Nie mehr nur warme Luft

Revolutionäre Flüssigkeitskühlung in Serverschränken

Rechner werden immer schneller und leistungsfähiger. Damit steigt allerdings auch die Wärmeentwicklung, welche die Lebensdauer der diversen Komponenten, Prozessoren etwa, drastisch verkürzen kann. Mit der herkömmlichen Luftkühlung ist diesem Problem auf Dauer nicht mehr beizukommen. Rittal hat daher die Flüssigkeitskühlung für IT-Racks entwickelt. Der weltweit erste flüssigkeitsgekühlte Serverschrank ist bereits im Max-Planck-Institut in Göttingen installiert worden.

28. Mai 2003

Der von Rittal entwickelte Schrank ist der erste Schritt in eine neue Ära der Serverkühlung, der in der Fachwelt für große Aufmerksamkeit sorgt. Erste Gespräche mit führenden amerikanischen Serverherstellern stimmen den Herborner Schaltschrank- und Gehäuse-Systemspezialisten optimistisch, bei der anstehenden Umstellung von Luft- auf Flüssigkeitskühlung eine führende Position einzunehmen.

Am Max-Planck-Institut (MPI) für biophysikalische Chemie in Göttingen beschäftigt man sich unter anderem mit der 3D Kryo-Elektronenmikroskopie, die Strukturen biologischer Makromoleküle aus menschlichen Zellen untersucht. Aus 10.000 bis 40.000 Bildern werden derzeit diese dreidimensionalen Strukturen berechnet. Um zu noch genaueren Ergebnissen zu kommen, strebt man bis zu 500.000 Bilder pro Molekül an, was enorme Rechner- und somit auch Kühlleistungen erfordert.

„Eine Aufstockung der herkömmlichen Systeme hätte uns an unsere finanziellen und auch räumlichen Grenzen gebracht, denn eine solche Lösung wäre nicht nur sehr teuer, sondern auch platzaufwendig gewesen“, resümiert Dr.
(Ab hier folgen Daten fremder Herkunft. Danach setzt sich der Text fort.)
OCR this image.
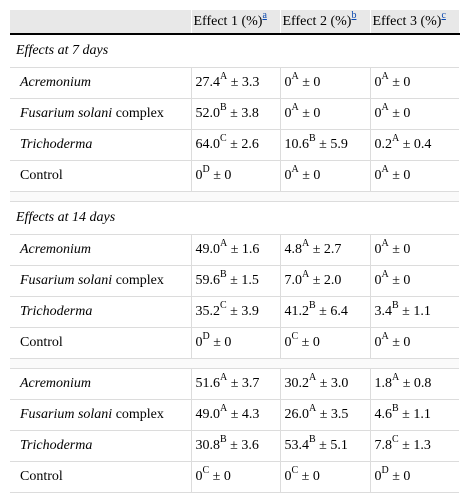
	Effect 1 (%)$^a$	Effect 2 (%)$^b$	Effect 3 (%)$^c$
Effects at 7 days			
Acremonium	$27.4^A \pm 3.3$	$0^A \pm 0$	$0^A \pm 0$
Fusarium solani complex	$52.0^B \pm 3.8$	$0^A \pm 0$	$0^A \pm 0$
Trichoderma	$64.0^C \pm 2.6$	$10.6^B \pm 5.9$	$0.2^A \pm 0.4$
Control	$0^D \pm 0$	$0^A \pm 0$	$0^A \pm 0$

Effects at 14 days			
Acremonium	$49.0^A \pm 1.6$	$4.8^A \pm 2.7$	$0^A \pm 0$
Fusarium solani complex	$59.6^B \pm 1.5$	$7.0^A \pm 2.0$	$0^A \pm 0$
Trichoderma	$35.2^C \pm 3.9$	$41.2^B \pm 6.4$	$3.4^B \pm 1.1$
Control	$0^D \pm 0$	$0^C \pm 0$	$0^A \pm 0$

Acremonium	$51.6^A \pm 3.7$	$30.2^A \pm 3.0$	$1.8^A \pm 0.8$
Fusarium solani complex	$49.0^A \pm 4.3$	$26.0^A \pm 3.5$	$4.6^B \pm 1.1$
Trichoderma	$30.8^B \pm 3.6$	$53.4^B \pm 5.1$	$7.8^C \pm 1.3$
Control	$0^C \pm 0$	$0^C \pm 0$	$0^D \pm 0$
Holger Stark, Leiter der Arbeitsgruppe am MPI. Flüssigkeitskühlung schien der geeignete Ausweg aus dem Dilemma zu sein und so hatte man sich fast schon entschieden, selber einen entsprechenden Serverschrank zu entwickeln.

Durch einen Besuch auf der CeBIT im Frühjahr 2002 blieben den Wissenschaftlern jedoch die zu erwartenden langen und kostenaufwendigen Entwicklungszeiten erspart, denn Rittal stellte dort ein funktionsfähiges, flüssigkeitsgekühltes IT-Rack vor, praxisnah vollgepackt mit zehn Industrie-PC-ATX-Einschüben. Die Lösung war gefunden.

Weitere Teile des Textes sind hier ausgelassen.